Table: Snapshot of aggregate DISCOM financial performance
Source: India’s Power Distribution Sector Needs Further Reform, IEEFA, March 2020
Other likely consequences of the current situation seem equally unsavoury.
Slowdown in renewable power procurement
Unless power demand jumps back to normal levels fairly quickly, it is inconceivable that the DISCOMs would be willing to procure even 10-12 GW of new renewable power over the next year. Recently completed auctions where execution of PPAs and/ or regulatory tariff approvals are still pending (4,000 MW manufacturing tender and 1,200 MW peak power tender, amongst others) are also at risk in our view.

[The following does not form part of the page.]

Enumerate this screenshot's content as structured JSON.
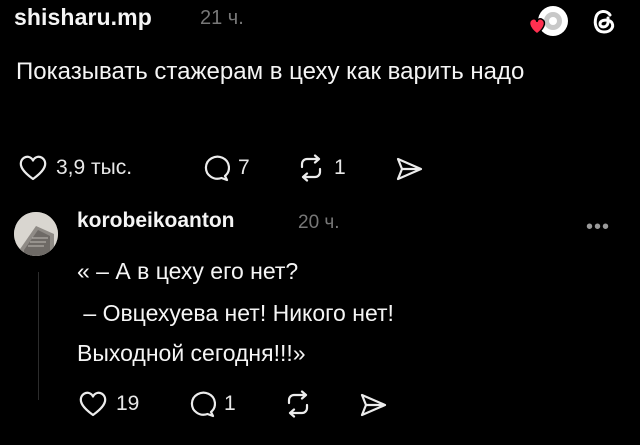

States have already started resorting to large scale curtailment under the pretext of force majeure protection. MNRE has issued a couple of advisories to state governments and DISCOMs on enforcing ‘must-run’ status for renewables but such advisories hold little sway in these times.
More resistance to rooftop solar and open access
The DISCOMs need their high-paying C&I consumers more than ever and would use every trick possible to hinder growth of these markets.
With far too many conflicting and seemingly more urgent priorities (jobs, healthcare, economy, bank solvency), the government would seem unlikely to have political or financial will to recapitalise DISCOMs or institute much anticipated power sector reforms. It is now nearly a year since formation of the new central government. We believe that the opportunity to take tough measures may have been lost.
But now more than ever, we need to place a premium on environmental and operational value of renewables (low operating risk, simple value chain, high energy security). The government ought to ensure compliance with core tenets of timely payments and no curtailment for sustained sector momentum.